Indeed, I sometimes think that every single one of my English sentences takes the place of the Spanish sentence I wasn't able or willing to write. And if I handle English more or less well, it is because I try to write such clean, clear English prose that no one will miss the Spanish that it replaces.
That it replaces, and that it can never replace, because my American "me" continues to long for a sense of community that exists only in Spanish. Let me compare another set of titles. The Spanish version of Next Year In Cuba is entitled, El año que viene estamos en Cuba, “Next Year We Will Be in Cuba.” When I began on the translation, my title was simply, "El año que viene en Cuba," but at some point I added the verb because with it the phrase sounded more idiomatic. It wasn’t until much later that I became aware of the crucial, though unintended, difference between the Spanish and the English titles. The word that the Spanish title adds is, estamos, "we are" or “we will be,” which supposes that the speaker is a member of a community. The Spanish title not only places the speaker in space, but also makes him part of a society of like-minded individuals, all of whom hope one day--next year--to return to Cuba: rootless individualism gives way to collective wishful-thinking. Estamos is a verb of consensus. In Spanish when you ask, ¿estamos?, you are asking whether the people you are speaking to agree with you. Buried inside the verb is the first-person plural pronoun, nosotros, which, broken down, becomes nuestros otros, “our others”--that is to say, the others in our I. "Next Year in Cuba" names one man’s hope; "El año que viene estamos en Cuba" expresses a community's sense of itself, its shared values and expectations.
As someone who was born a yo but will probably die an "I," I find that my negotiations with the two languages occur in those inner and outer spaces between yo and you, between se and self, between tú and two, between mystery and fact. If I'm grateful to English for making my displays of individuality seem a little less barbaric, I'm grateful to Spanish for not letting me forget the intense, intricate and sometimes baffling web of human connections that have made me who I am. English has given me many things, but nothing as fundamental as what Spanish has given me: the conviction that the highest form of self-expression is communal, that the only way to speak for yourself is to begin each of your sentences with nosotros.

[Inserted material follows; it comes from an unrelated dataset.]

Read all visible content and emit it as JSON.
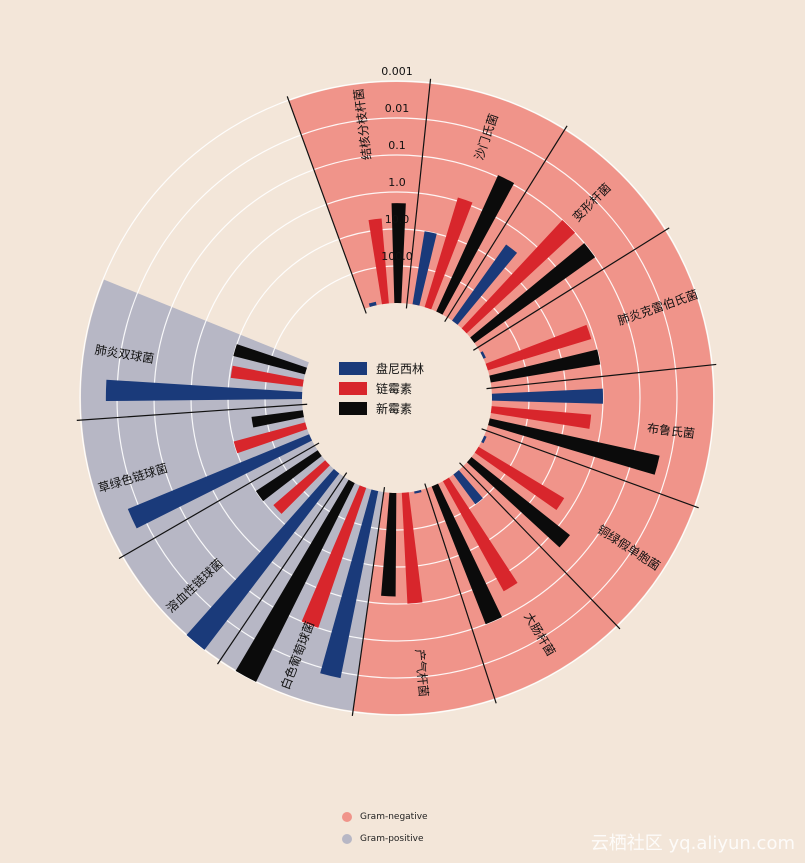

*Preface of the revised edition of the book Life on the Hyphen (1997)

1 comment:

  1. As a writer who writes in Spanish, I found the omission of pronouns as a way to become closer to the readers. It is often said that the English language lacks the passion of the French, Italian or Spanish. When I said "Soy Cubano" I literally don't need to add "YO" because the phrase conveys the immediate effect, that is both reassuring and final.